(What’s antiprise? It’s the opposite of expertise.)
If you’ve been on the Internet in the last couple of weeks, you’ve probably run across playwright David Mamet’s weird screed against gun control and Obama. Now Andrew Sullivan (late of England’s blessed shores) has weighed in (via LGM and Ta-Nahesi Coates). As Coates notes, Sullivan presents himself as the Voice of Reason as usual. He characterizes Mamet’s blather quite correctly: “This is a sentence only a teenage anarchist could write.” Harsh.
And yet Andrew Sullivan goes on to write nearly 650 words, plus a graph that he apparently has spent the time to work out himself (though maybe he’s had his research assistant do it for him), explaining the actual data that would have to be used in order to support Mamet’s factual claims, and explaining how they actually show Mamet’s factual claims are false rather than true.

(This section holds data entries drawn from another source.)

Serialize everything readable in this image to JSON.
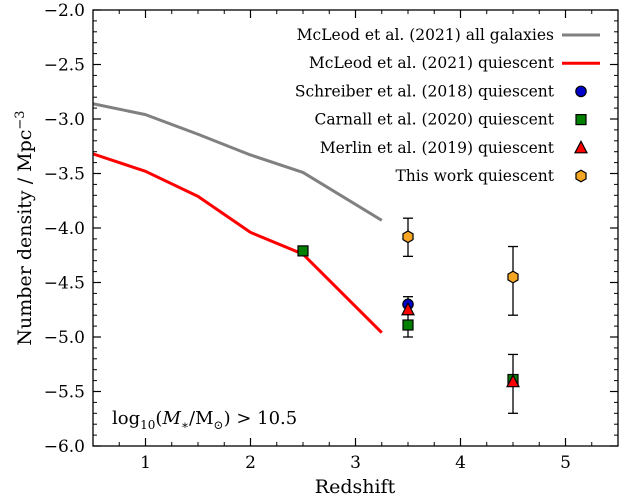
{
  "chart_data": {
    "type": "line",
    "xlabel": "Redshift",
    "ylabel": "Number density / Mpc",
    "ylabel_sup": "−3",
    "xlim": [
      0.5,
      5.5
    ],
    "ylim": [
      -6.0,
      -2.0
    ],
    "xticks": [
      1,
      2,
      3,
      4,
      5
    ],
    "xtick_labels": [
      "1",
      "2",
      "3",
      "4",
      "5"
    ],
    "yticks": [
      -6.0,
      -5.5,
      -5.0,
      -4.5,
      -4.0,
      -3.5,
      -3.0,
      -2.5,
      -2.0
    ],
    "ytick_labels": [
      "−6.0",
      "−5.5",
      "−5.0",
      "−4.5",
      "−4.0",
      "−3.5",
      "−3.0",
      "−2.5",
      "−2.0"
    ],
    "grid": false,
    "legend_placement": "top-right",
    "annotation": {
      "prefix": "log",
      "sub": "10",
      "open": "(",
      "m1": "M",
      "m1_sub": "∗",
      "slash": "/M",
      "sun": "⊙",
      "close": ") > 10.5"
    },
    "series": [
      {
        "name": "McLeod et al. (2021) all galaxies",
        "kind": "line",
        "color": "#808080",
        "x": [
          0.5,
          1.0,
          1.5,
          2.0,
          2.5,
          3.25
        ],
        "y": [
          -2.86,
          -2.96,
          -3.14,
          -3.33,
          -3.49,
          -3.93
        ]
      },
      {
        "name": "McLeod et al. (2021) quiescent",
        "kind": "line",
        "color": "#ff0000",
        "x": [
          0.5,
          1.0,
          1.5,
          2.0,
          2.5,
          3.25
        ],
        "y": [
          -3.32,
          -3.48,
          -3.71,
          -4.04,
          -4.24,
          -4.96
        ]
      },
      {
        "name": "Schreiber et al. (2018) quiescent",
        "kind": "points",
        "marker": "circle",
        "color": "#0000cc",
        "points": [
          {
            "x": 3.5,
            "y": -4.7,
            "yerr_low": 0.07,
            "yerr_high": 0.07
          }
        ]
      },
      {
        "name": "Carnall et al. (2020) quiescent",
        "kind": "points",
        "marker": "square",
        "color": "#008000",
        "points": [
          {
            "x": 2.5,
            "y": -4.21
          },
          {
            "x": 3.5,
            "y": -4.89,
            "yerr_low": 0.11,
            "yerr_high": 0.11
          },
          {
            "x": 4.5,
            "y": -5.39,
            "yerr_low": 0.31,
            "yerr_high": 0.23
          }
        ]
      },
      {
        "name": "Merlin et al. (2019) quiescent",
        "kind": "points",
        "marker": "triangle",
        "color": "#ff0000",
        "points": [
          {
            "x": 3.5,
            "y": -4.75
          },
          {
            "x": 4.5,
            "y": -5.41
          }
        ]
      },
      {
        "name": "This work quiescent",
        "kind": "points",
        "marker": "hexagon",
        "color": "#f5a623",
        "points": [
          {
            "x": 3.5,
            "y": -4.08,
            "yerr_low": 0.18,
            "yerr_high": 0.17
          },
          {
            "x": 4.5,
            "y": -4.45,
            "yerr_low": 0.35,
            "yerr_high": 0.28
          }
        ]
      }
    ]
  }
}
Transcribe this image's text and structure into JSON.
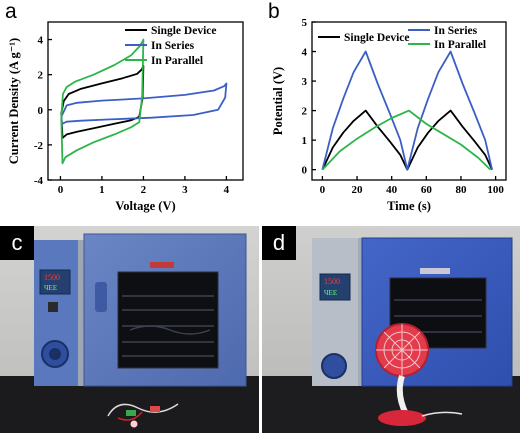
{
  "panels": {
    "a": "a",
    "b": "b",
    "c": "c",
    "d": "d"
  },
  "oven_display": {
    "c": {
      "top": "1500",
      "bottom": "ЧЕЕ"
    },
    "d": {
      "top": "1500",
      "bottom": "ЧЕЕ"
    }
  },
  "chart_data": [
    {
      "type": "line",
      "panel": "a",
      "xlabel": "Voltage (V)",
      "ylabel": "Current Density (A g⁻¹)",
      "xlim": [
        -0.3,
        4.4
      ],
      "ylim": [
        -4,
        5
      ],
      "xticks": [
        "0",
        "1",
        "2",
        "3",
        "4"
      ],
      "yticks": [
        "-4",
        "-2",
        "0",
        "2",
        "4"
      ],
      "legend": "top-right",
      "series": [
        {
          "name": "Single Device",
          "color": "#000000",
          "x": [
            0.02,
            0.08,
            0.2,
            0.5,
            1.0,
            1.5,
            1.85,
            1.96,
            2.0,
            1.98,
            1.9,
            1.7,
            1.3,
            0.8,
            0.4,
            0.15,
            0.05,
            0.02
          ],
          "y": [
            -0.2,
            0.5,
            0.9,
            1.2,
            1.5,
            1.8,
            2.05,
            2.3,
            2.5,
            0.7,
            -0.4,
            -0.6,
            -0.8,
            -1.05,
            -1.25,
            -1.4,
            -1.6,
            -0.2
          ]
        },
        {
          "name": "In Series",
          "color": "#3b5fc4",
          "x": [
            0.02,
            0.15,
            0.4,
            1.0,
            2.0,
            3.0,
            3.7,
            3.95,
            4.0,
            3.97,
            3.8,
            3.2,
            2.2,
            1.2,
            0.5,
            0.15,
            0.04,
            0.02
          ],
          "y": [
            -0.4,
            0.25,
            0.4,
            0.52,
            0.65,
            0.85,
            1.1,
            1.35,
            1.5,
            0.7,
            0.0,
            -0.3,
            -0.45,
            -0.55,
            -0.62,
            -0.68,
            -0.8,
            -0.4
          ]
        },
        {
          "name": "In Parallel",
          "color": "#2db54a",
          "x": [
            0.02,
            0.06,
            0.15,
            0.35,
            0.8,
            1.3,
            1.7,
            1.9,
            1.98,
            2.0,
            1.97,
            1.9,
            1.7,
            1.3,
            0.8,
            0.4,
            0.12,
            0.05,
            0.02
          ],
          "y": [
            -0.5,
            0.9,
            1.3,
            1.6,
            2.0,
            2.55,
            3.1,
            3.6,
            3.9,
            4.0,
            0.8,
            -0.7,
            -1.0,
            -1.4,
            -1.85,
            -2.3,
            -2.7,
            -3.05,
            -0.5
          ]
        }
      ]
    },
    {
      "type": "line",
      "panel": "b",
      "xlabel": "Time (s)",
      "ylabel": "Potential (V)",
      "xlim": [
        -6,
        106
      ],
      "ylim": [
        -0.35,
        5
      ],
      "xticks": [
        "0",
        "20",
        "40",
        "60",
        "80",
        "100"
      ],
      "yticks": [
        "0",
        "1",
        "2",
        "3",
        "4",
        "5"
      ],
      "legend": "top",
      "series": [
        {
          "name": "Single Device",
          "color": "#000000",
          "x": [
            0,
            6,
            12,
            18,
            25,
            32,
            39,
            45,
            49,
            55,
            61,
            67,
            74,
            81,
            88,
            94,
            98
          ],
          "y": [
            0,
            0.75,
            1.25,
            1.65,
            2.0,
            1.45,
            0.95,
            0.5,
            0,
            0.75,
            1.25,
            1.65,
            2.0,
            1.45,
            0.95,
            0.5,
            0
          ]
        },
        {
          "name": "In Series",
          "color": "#3b5fc4",
          "x": [
            0,
            6,
            12,
            18,
            25,
            32,
            39,
            45,
            49,
            55,
            61,
            67,
            74,
            81,
            88,
            94,
            98
          ],
          "y": [
            0,
            1.4,
            2.4,
            3.3,
            4.0,
            2.9,
            1.9,
            1.0,
            0,
            1.4,
            2.4,
            3.3,
            4.0,
            2.9,
            1.9,
            1.0,
            0
          ]
        },
        {
          "name": "In Parallel",
          "color": "#2db54a",
          "x": [
            0,
            10,
            20,
            30,
            40,
            50,
            60,
            70,
            80,
            90,
            97
          ],
          "y": [
            0,
            0.62,
            1.05,
            1.42,
            1.75,
            2.0,
            1.55,
            1.2,
            0.85,
            0.4,
            0
          ]
        }
      ]
    }
  ]
}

So I guess Mamet’s essay wasn’t such a waste of dead trees after all. It’s served an educational function of its own. And maybe Sullivan’s attack on Mamet, accusing him of being as sheltered and ignorant as “a teenage anarchist,” isn’t as harsh as it seemed at my first, superficial glance. Maybe it wasn’t an “attack” at all. A more charitable reading, one that takes Mamet’s importance in the world of thought into account (and the fact that they're both largely on the same side, politically, and neither gains from making the other really look bad), is that Sullivan is recognizing the fact that obviously Mamet was really covertly dramatizing the thought processes of “a teenage anarchist” with whom he obviously disagrees. Thus, Sullivan is telling readers what Mamet really intended to convey by the piece: “This is a sentence only a teenage anarchist could write.” Mamet’s piece is clearly the product of an author who believes the opposite of what he says in the Newsweek piece. He’s just engaging in division of labor. The American Prospect is right: Mamet isn’t a political analyst. What he is, clearly, is a prophet. He’s harsh, scolding, and factually incorrect so that responsible journalists can be bland and informative. But he’s the prophet and he gets to claim the moral high ground.
Apparently, the information economy of the Internet is that prophets propose, and crowdsource to bloggers to dispose.